|
||
---|---|---|
.vscode | ||
doc | ||
img | ||
jack | ||
rsc | ||
src | ||
.gitattributes | ||
.gitignore | ||
Cargo.lock | ||
Cargo.toml | ||
README.md | ||
hd1.blkdev | ||
hd2.blkdev | ||
license.txt |
README.md
HV2E32, the Hack CPU V2 emulator
This is the 'advanced' emulator derived from the HE32 original version. It relies on a somewhat upgraded instruction set from the original one (which I dubbed 'hack version 2' ...). Build from Rust sources, it out-performs even the original VM-Emulator, thus making jack games actually playable!
Register set
The new instruction set architecture (ISA) features 16 integer registers (R0..R15) and 16 float registers (F0..F15). Though basically orthogonal (i.e. all registers may be used in identical form w/ all instructions), my compiler suite uses pre-defined register names (which will be all too familiar to hack students!).
R0 - SP Stack pointer
R1 - LCL Local variables base pointer
R2 - ARG Function arguments base pointer
R3 - THIS Object base pointer
R4 - THAT Array base pointer
R5 - TEMP0 ->RAM[5] expression evaluation
R6 - GLOBAL Global variables base pointer
R7 - ZERO An 'empty' register (to be used w/ absolute addresses)
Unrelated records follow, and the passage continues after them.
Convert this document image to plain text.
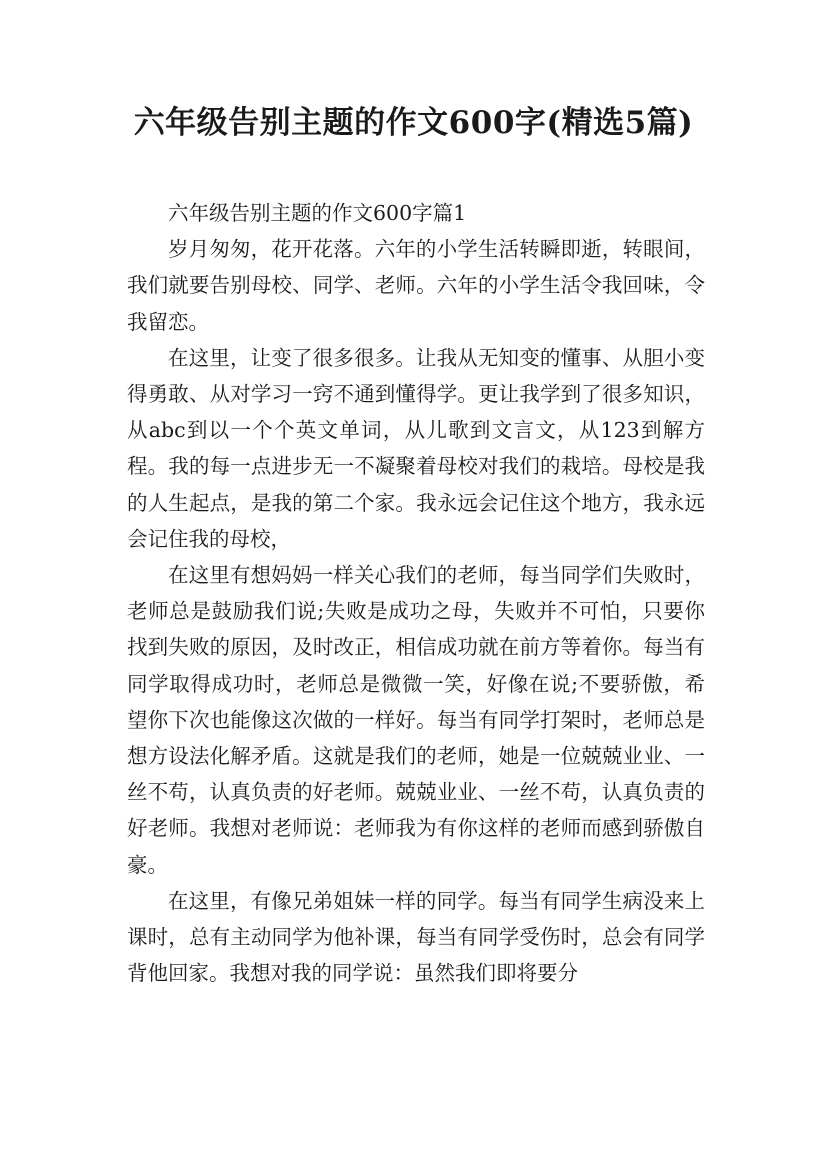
六年级告别主题的作文600字(精选5篇)

六年级告别主题的作文600字篇1

岁月匆匆，花开花落。六年的小学生活转瞬即逝，转眼间，我们就要告别母校、同学、老师。六年的小学生活令我回味，令我留恋。

在这里，让变了很多很多。让我从无知变的懂事、从胆小变得勇敢、从对学习一窍不通到懂得学。更让我学到了很多知识，从abc到以一个个英文单词，从儿歌到文言文，从123到解方程。我的每一点进步无一不凝聚着母校对我们的栽培。母校是我的人生起点，是我的第二个家。我永远会记住这个地方，我永远会记住我的母校，

在这里有想妈妈一样关心我们的老师，每当同学们失败时，老师总是鼓励我们说;失败是成功之母，失败并不可怕，只要你找到失败的原因，及时改正，相信成功就在前方等着你。每当有同学取得成功时，老师总是微微一笑，好像在说;不要骄傲，希望你下次也能像这次做的一样好。每当有同学打架时，老师总是想方设法化解矛盾。这就是我们的老师，她是一位兢兢业业、一丝不苟，认真负责的好老师。兢兢业业、一丝不苟，认真负责的好老师。我想对老师说：老师我为有你这样的老师而感到骄傲自豪。

在这里，有像兄弟姐妹一样的同学。每当有同学生病没来上课时，总有主动同学为他补课，每当有同学受伤时，总会有同学背他回家。我想对我的同学说：虽然我们即将要分
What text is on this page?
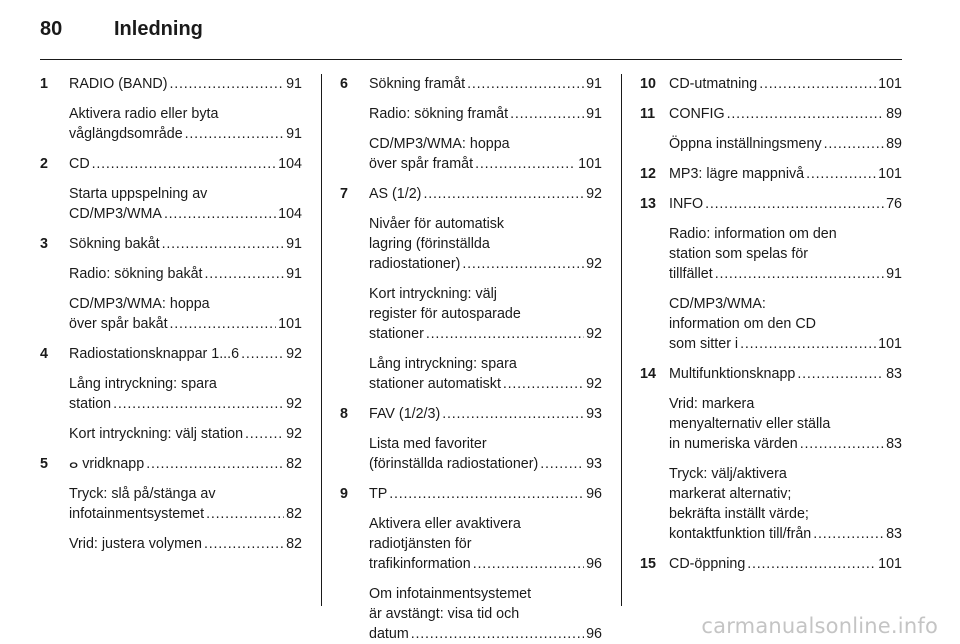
80	Inledning
1 RADIO (BAND) . . .	91
Aktivera radio eller byta
våglängdsområde . . .	91
2 CD . . .	104
Starta uppspelning av
CD/MP3/WMA . . .	104
3 Sökning bakåt . . .	91
Radio: sökning bakåt . . .	91
CD/MP3/WMA: hoppa
över spår bakåt . . .	101
4 Radiostationsknappar 1...6 . . .	92
Lång intryckning: spara
station . . .	92
Kort intryckning: välj station . . .	92
5 ⴰ vridknapp . . .	82
Tryck: slå på/stänga av
infotainmentsystemet . . .	82
Vrid: justera volymen . . .	82
6 Sökning framåt . . .	91
Radio: sökning framåt . . .	91
CD/MP3/WMA: hoppa
över spår framåt . . .	101
7 AS (1/2) . . .	92
Nivåer för automatisk
lagring (förinställda
radiostationer) . . .	92
Kort intryckning: välj
register för autosparade
stationer . . .	92
Lång intryckning: spara
stationer automatiskt . . .	92
8 FAV (1/2/3) . . .	93
Lista med favoriter
(förinställda radiostationer) . . .	93
9 TP . . .	96
Aktivera eller avaktivera
radiotjänsten för
trafikinformation . . .	96
Om infotainmentsystemet
är avstängt: visa tid och
datum . . .	96
10 CD-utmatning . . .	101
11 CONFIG . . .	89
Öppna inställningsmeny . . .	89
12 MP3: lägre mappnivå . . .	101
13 INFO . . .	76
Radio: information om den
station som spelas för
tillfället . . .	91
CD/MP3/WMA:
information om den CD
som sitter i . . .	101
14 Multifunktionsknapp . . .	83
Vrid: markera
menyalternativ eller ställa
in numeriska värden . . .	83
Tryck: välj/aktivera
markerat alternativ;
bekräfta inställt värde;
kontaktfunktion till/från . . .	83
15 CD-öppning . . .	101
carmanualsonline.info
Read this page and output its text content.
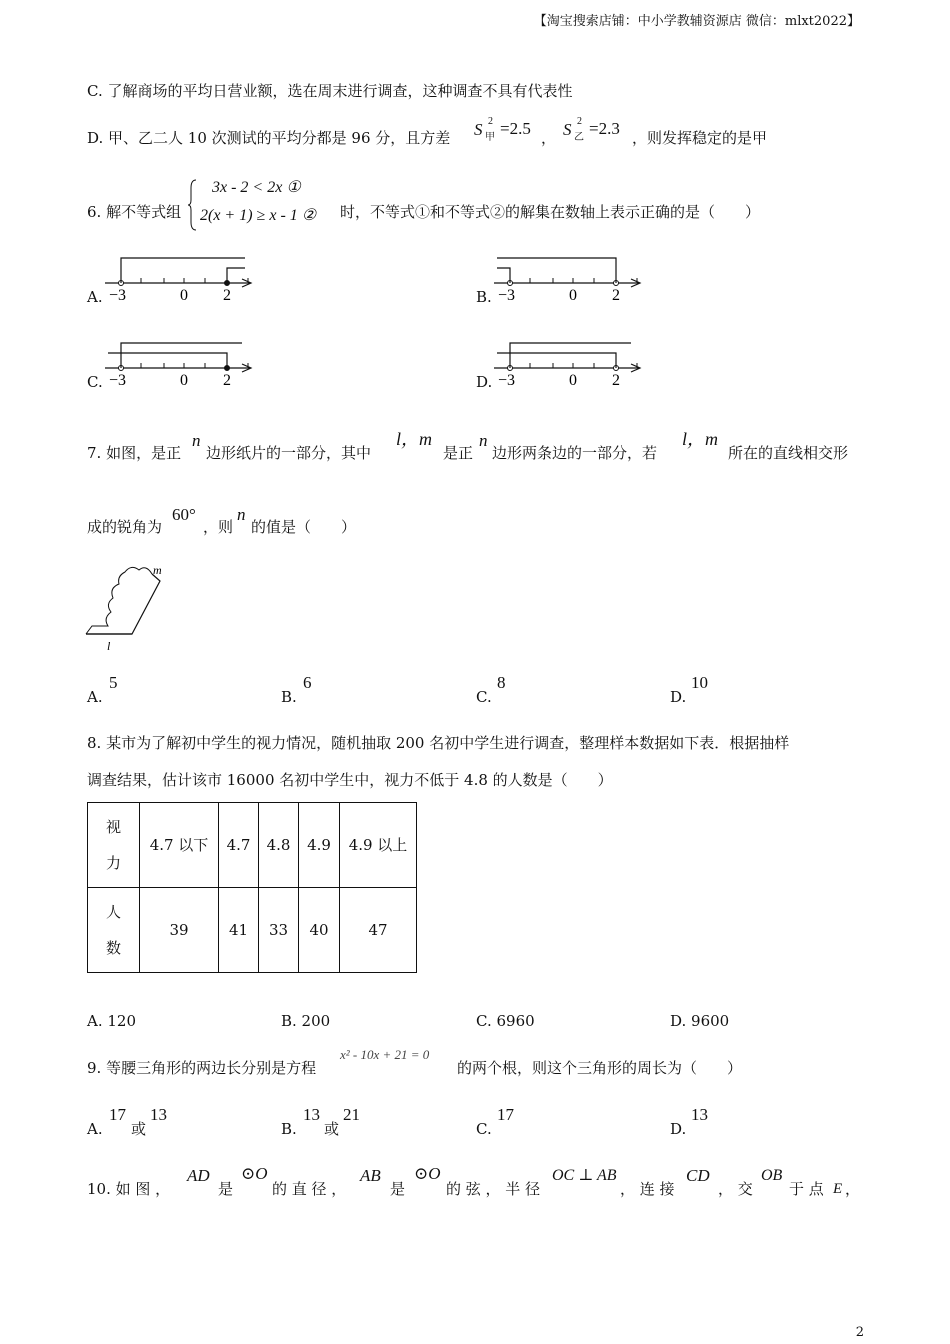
【淘宝搜索店铺：中小学教辅资源店 微信：mlxt2022】
C. 了解商场的平均日营业额，选在周末进行调查，这种调查不具有代表性
D. 甲、乙二人 10 次测试的平均分都是 96 分，且方差 S 2
甲 =2.5 ， S 2
乙 =2.3 ，则发挥稳定的是甲
6. 解不等式组
3x - 2 < 2x ①
2(x + 1) ≥ x - 1 ② 时，不等式①和不等式②的解集在数轴上表示正确的是（　　）
A. −3	0 2	B. −3	0 2
C. −3	0 2	D. −3	0 2
7. 如图，是正
n
边形纸片的一部分，其中
l，m
是正
n
边形两条边的一部分，若
l，m
所在的直线相交形
成的锐角为
60°
，则
n
的值是（　　）
l
m
A.
5
B.
6
C.
8
D.
10
8. 某市为了解初中学生的视力情况，随机抽取 200 名初中学生进行调查，整理样本数据如下表．根据抽样
调查结果，估计该市 16000 名初中学生中，视力不低于 4.8 的人数是（　　）
视
力	4.7 以下	4.7	4.8	4.9	4.9 以上

人
数	39	41	33	40	47
A. 120	B. 200	C. 6960	D. 9600
9. 等腰三角形的两边长分别是方程
x² - 10x + 21 = 0
的两个根，则这个三角形的周长为（　　）
A.
17
或
13
B.
13
或
21
C.
17
D.
13
10. 如 图 ，
AD
是
⊙O
的 直 径 ，
AB
是
⊙O
的 弦 ， 半 径
OC ⊥ AB
， 连 接
CD
， 交
OB
于 点 E ，
2
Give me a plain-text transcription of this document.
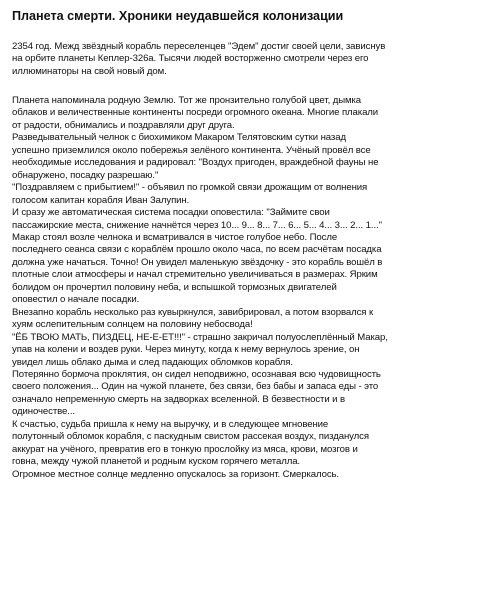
Планета смерти. Хроники неудавшейся колонизации
2354 год. Межд звёздный корабль переселенцев "Эдем" достиг своей цели, зависнув
на орбите планеты Кеплер-326а. Тысячи людей восторженно смотрели через его
иллюминаторы на свой новый дом.
Планета напоминала родную Землю. Тот же пронзительно голубой цвет, дымка
облаков и величественные континенты посреди огромного океана. Многие плакали
от радости, обнимались и поздравляли друг друга.
Разведывательный челнок с биохимиком Макаром Телятовским сутки назад
успешно приземлился около побережья зелёного континента. Учёный провёл все
необходимые исследования и радировал: "Воздух пригоден, враждебной фауны не
обнаружено, посадку разрешаю."
"Поздравляем с прибытием!" - объявил по громкой связи дрожащим от волнения
голосом капитан корабля Иван Залупин.
И сразу же автоматическая система посадки оповестила: "Займите свои
пассажирские места, снижение начнётся через 10... 9... 8... 7... 6... 5... 4... 3... 2... 1..."
Макар стоял возле челнока и всматривался в чистое голубое небо. После
последнего сеанса связи с кораблём прошло около часа, по всем расчётам посадка
должна уже начаться. Точно! Он увидел маленькую звёздочку - это корабль вошёл в
плотные слои атмосферы и начал стремительно увеличиваться в размерах. Ярким
болидом он прочертил половину неба, и вспышкой тормозных двигателей
оповестил о начале посадки.
Внезапно корабль несколько раз кувыркнулся, завибрировал, а потом взорвался к
хуям ослепительным солнцем на половину небосвода!
"ЁБ ТВОЮ МАТЬ, ПИЗДЕЦ, НЕ-Е-ЕТ!!!" - страшно закричал полуослеплённый Макар,
упав на колени и воздев руки. Через минуту, когда к нему вернулось зрение, он
увидел лишь облако дыма и след падающих обломков корабля.
Потерянно бормоча проклятия, он сидел неподвижно, осознавая всю чудовищность
своего положения... Один на чужой планете, без связи, без бабы и запаса еды - это
означало непременную смерть на задворках вселенной. В безвестности и в
одиночестве...
К счастью, судьба пришла к нему на выручку, и в следующее мгновение
полутонный обломок корабля, с паскудным свистом рассекая воздух, пизданулся
аккурат на учёного, превратив его в тонкую прослойку из мяса, крови, мозгов и
говна, между чужой планетой и родным куском горячего металла.
Огромное местное солнце медленно опускалось за горизонт. Смеркалось.
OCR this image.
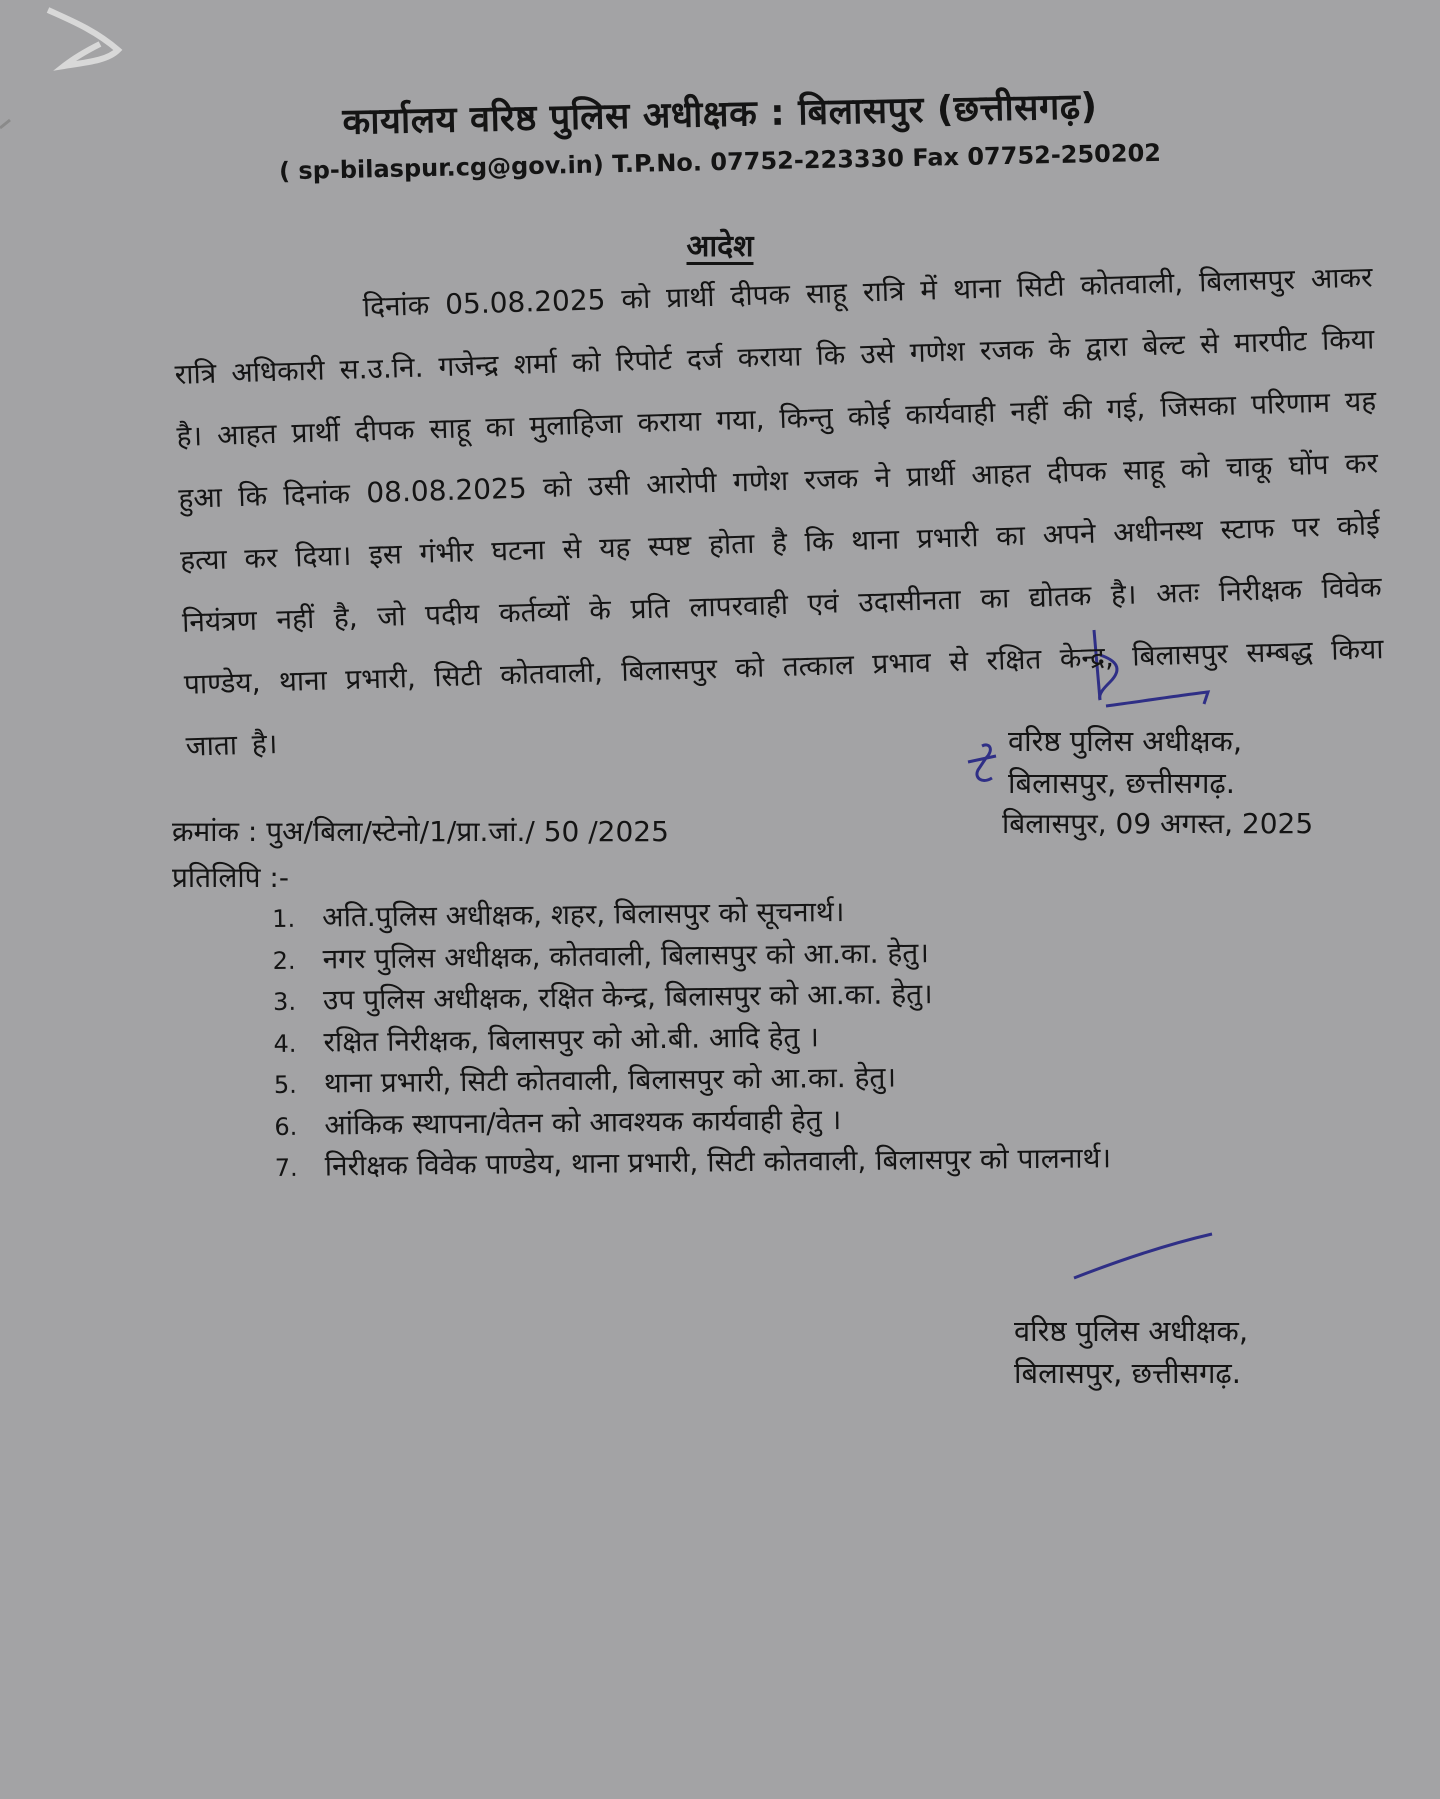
कार्यालय वरिष्ठ पुलिस अधीक्षक : बिलासपुर (छत्तीसगढ़)
( sp-bilaspur.cg@gov.in) T.P.No. 07752-223330 Fax 07752-250202
आदेश
दिनांक 05.08.2025 को प्रार्थी दीपक साहू रात्रि में थाना सिटी कोतवाली, बिलासपुर आकर रात्रि अधिकारी स.उ.नि. गजेन्द्र शर्मा को रिपोर्ट दर्ज कराया कि उसे गणेश रजक के द्वारा बेल्ट से मारपीट किया है। आहत प्रार्थी दीपक साहू का मुलाहिजा कराया गया, किन्तु कोई कार्यवाही नहीं की गई, जिसका परिणाम यह हुआ कि दिनांक 08.08.2025 को उसी आरोपी गणेश रजक ने प्रार्थी आहत दीपक साहू को चाकू घोंप कर हत्या कर दिया। इस गंभीर घटना से यह स्पष्ट होता है कि थाना प्रभारी का अपने अधीनस्थ स्टाफ पर कोई नियंत्रण नहीं है, जो पदीय कर्तव्यों के प्रति लापरवाही एवं उदासीनता का द्योतक है। अतः निरीक्षक विवेक पाण्डेय, थाना प्रभारी, सिटी कोतवाली, बिलासपुर को तत्काल प्रभाव से रक्षित केन्द्र, बिलासपुर सम्बद्ध किया जाता है।	वरिष्ठ पुलिस अधीक्षक,
बिलासपुर, छत्तीसगढ़.
बिलासपुर, 09 अगस्त, 2025
क्रमांक : पुअ/बिला/स्टेनो/1/प्रा.जां./ 50 /2025
प्रतिलिपि :-
1. अति.पुलिस अधीक्षक, शहर, बिलासपुर को सूचनार्थ।
2. नगर पुलिस अधीक्षक, कोतवाली, बिलासपुर को आ.का. हेतु।
3. उप पुलिस अधीक्षक, रक्षित केन्द्र, बिलासपुर को आ.का. हेतु।
4. रक्षित निरीक्षक, बिलासपुर को ओ.बी. आदि हेतु ।
5. थाना प्रभारी, सिटी कोतवाली, बिलासपुर को आ.का. हेतु।
6. आंकिक स्थापना/वेतन को आवश्यक कार्यवाही हेतु ।
7. निरीक्षक विवेक पाण्डेय, थाना प्रभारी, सिटी कोतवाली, बिलासपुर को पालनार्थ।
वरिष्ठ पुलिस अधीक्षक,
बिलासपुर, छत्तीसगढ़.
R8 - STATIC Static variables base pointer
R9 - ARG1/TEMP7 Argument #1/Temporary value #7
R10 - ARG2/TEMP6 Argument #2/Temporary value #6
R11 - ARG3/TEMP5 Argument #3/Temporary value #5
R12 - TEMP4/ARG5 Temporary value #4/Argument #5
R13 - TEMP3/ARG6 Temporary value #3/Argument #6
R14 - TEMP2/ARG7 Temporary value #2/Argument #7
R15 - TEMP1/ARG8 Temporary value #1/Argument #8
(Compiler shall decide ARG#/TEMP#/FTEMP# usage - well, currently not used ;)
F0 - First floating point register
...
F5 - FTEMP0 Fifth floating point register
...
F7 - FZERO A zero value floating point register
...
F9 - FTEMP7 Temporary value #7
F10 - FTEMP6 Temporary value #6
F11 - FTEMP5 Temporary value #5
F12 - FTEMP4 Temporary value #4
F13 - FTEMP3 Temporary value #3
F14 - FTEMP2 Temporary value #2
F15 - FTEMP1 Temporary value #1
Also, there are several more flags now:
R-QX ---- ---- ---T ---- -MID ---- --NZ
where:
R = Run flag (cpu/emulator active, not halted)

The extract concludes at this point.